Posted on 03/06/2003 6:33:48 AM PST by diamond19
In my social problems class my professor seems at times to be a communist, sometimes a socialist, and other just liberal. He never gives a conservative point of view, and the more he does this the further conservative I become, in the sense I feel obliged to argue the other side. In class recently the discussion was on Family and myths in America. One of many examples (some of which were accurate) came the brief discussion on welafre. Basically it was in his opinion (of course not fact) that welfare doesn't lead to damn near anything bad. The conventional wisdom and "correction" was 'illegitimacy does not increase among welfare recepients, in fact it decreases over time'. I was okay with this but I do remember hearing discussion not only on O'Reilly but also this messageboard about San Fransisco being a.) in debt b.) having most homeless on the street, thus leading one to believe welfare is the root cause of this. Are there any statistics, articles, facts that support this argument? I really would like to take something to class to counteract his liberal teachings.
What I used to do is to turn the debate into something along the lines of economics or the morality of people who take and take .
The object is not to teach the teacher because he is most likely beyond salvage . The mission is to teach a fellow student . Consider it a public service & have some fun with it !
The best metaphor I know uses Eagles as an example. If the female and her babies were hand fed, the "Eaglets" would not learn to fly. The mother Eagle can fly, but why should she bother? Why bother to teach the young to fly?

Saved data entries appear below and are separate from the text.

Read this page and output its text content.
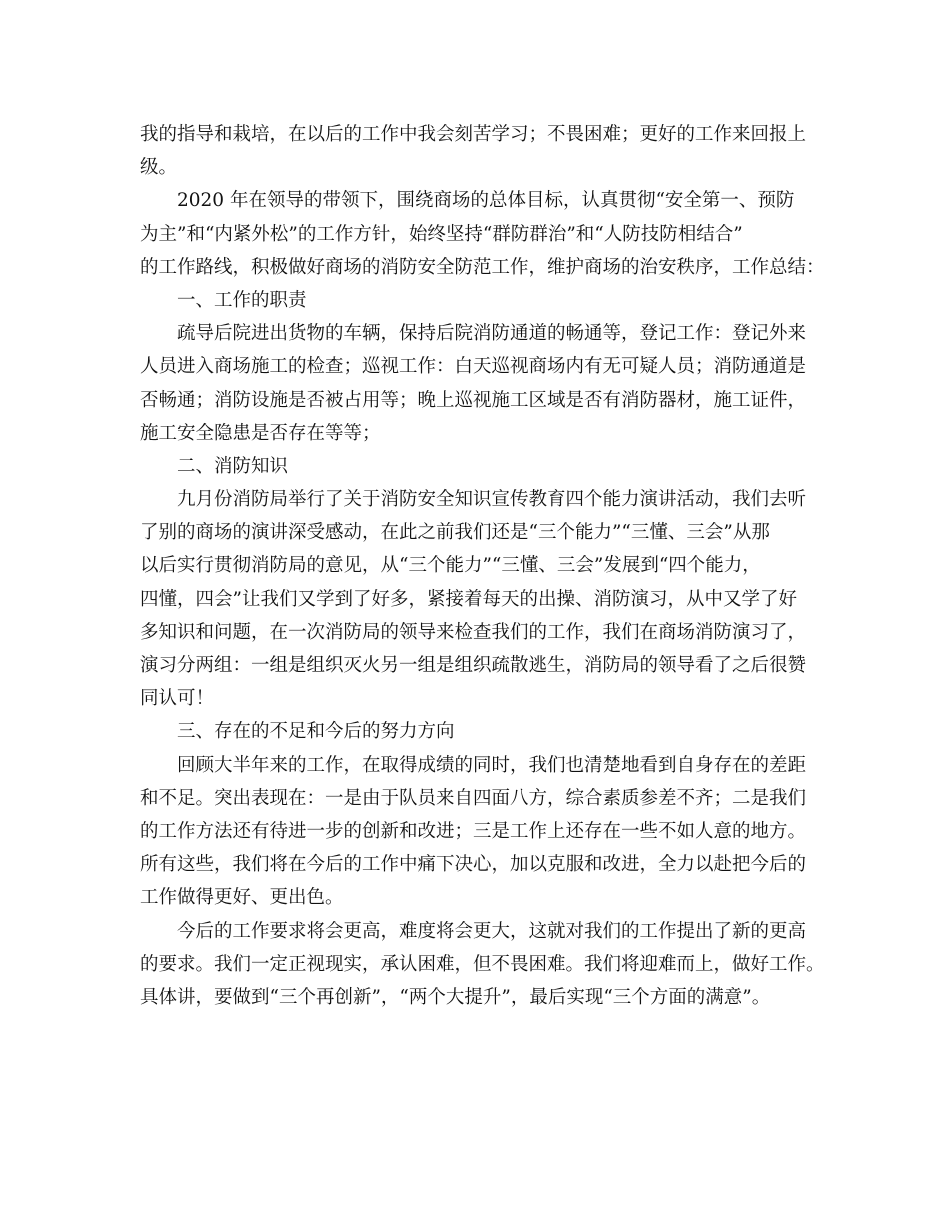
我的指导和栽培，在以后的工作中我会刻苦学习；不畏困难；更好的工作来回报上
级。
2020 年在领导的带领下，围绕商场的总体目标，认真贯彻“安全第一、预防
为主”和“内紧外松”的工作方针，始终坚持“群防群治”和“人防技防相结合”
的工作路线，积极做好商场的消防安全防范工作，维护商场的治安秩序，工作总结：
一、工作的职责
疏导后院进出货物的车辆，保持后院消防通道的畅通等，登记工作：登记外来
人员进入商场施工的检查；巡视工作：白天巡视商场内有无可疑人员；消防通道是
否畅通；消防设施是否被占用等；晚上巡视施工区域是否有消防器材，施工证件，
施工安全隐患是否存在等等；
二、消防知识
九月份消防局举行了关于消防安全知识宣传教育四个能力演讲活动，我们去听
了别的商场的演讲深受感动，在此之前我们还是“三个能力”“三懂、三会”从那
以后实行贯彻消防局的意见，从“三个能力”“三懂、三会”发展到“四个能力，
四懂，四会”让我们又学到了好多，紧接着每天的出操、消防演习，从中又学了好
多知识和问题，在一次消防局的领导来检查我们的工作，我们在商场消防演习了，
演习分两组：一组是组织灭火另一组是组织疏散逃生，消防局的领导看了之后很赞
同认可！
三、存在的不足和今后的努力方向
回顾大半年来的工作，在取得成绩的同时，我们也清楚地看到自身存在的差距
和不足。突出表现在：一是由于队员来自四面八方，综合素质参差不齐；二是我们
的工作方法还有待进一步的创新和改进；三是工作上还存在一些不如人意的地方。
所有这些，我们将在今后的工作中痛下决心，加以克服和改进，全力以赴把今后的
工作做得更好、更出色。
今后的工作要求将会更高，难度将会更大，这就对我们的工作提出了新的更高
的要求。我们一定正视现实，承认困难，但不畏困难。我们将迎难而上，做好工作。
具体讲，要做到“三个再创新”，“两个大提升”，最后实现“三个方面的满意”。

The importance of fatherhood that has been lost on a generation of social scientists is beginning to be rediscovered. The majority of teenage gang violence is a result of the absence of a "Benevolent Male Authority Figure".
The more welfare, the more gang warfare. The more welfare, the more illegitimacy. The more illegitimacy, the more gangs and gang violence. The socialists have the social equation backwards. It's not poverty that causes crime, it's crime that causes poverty.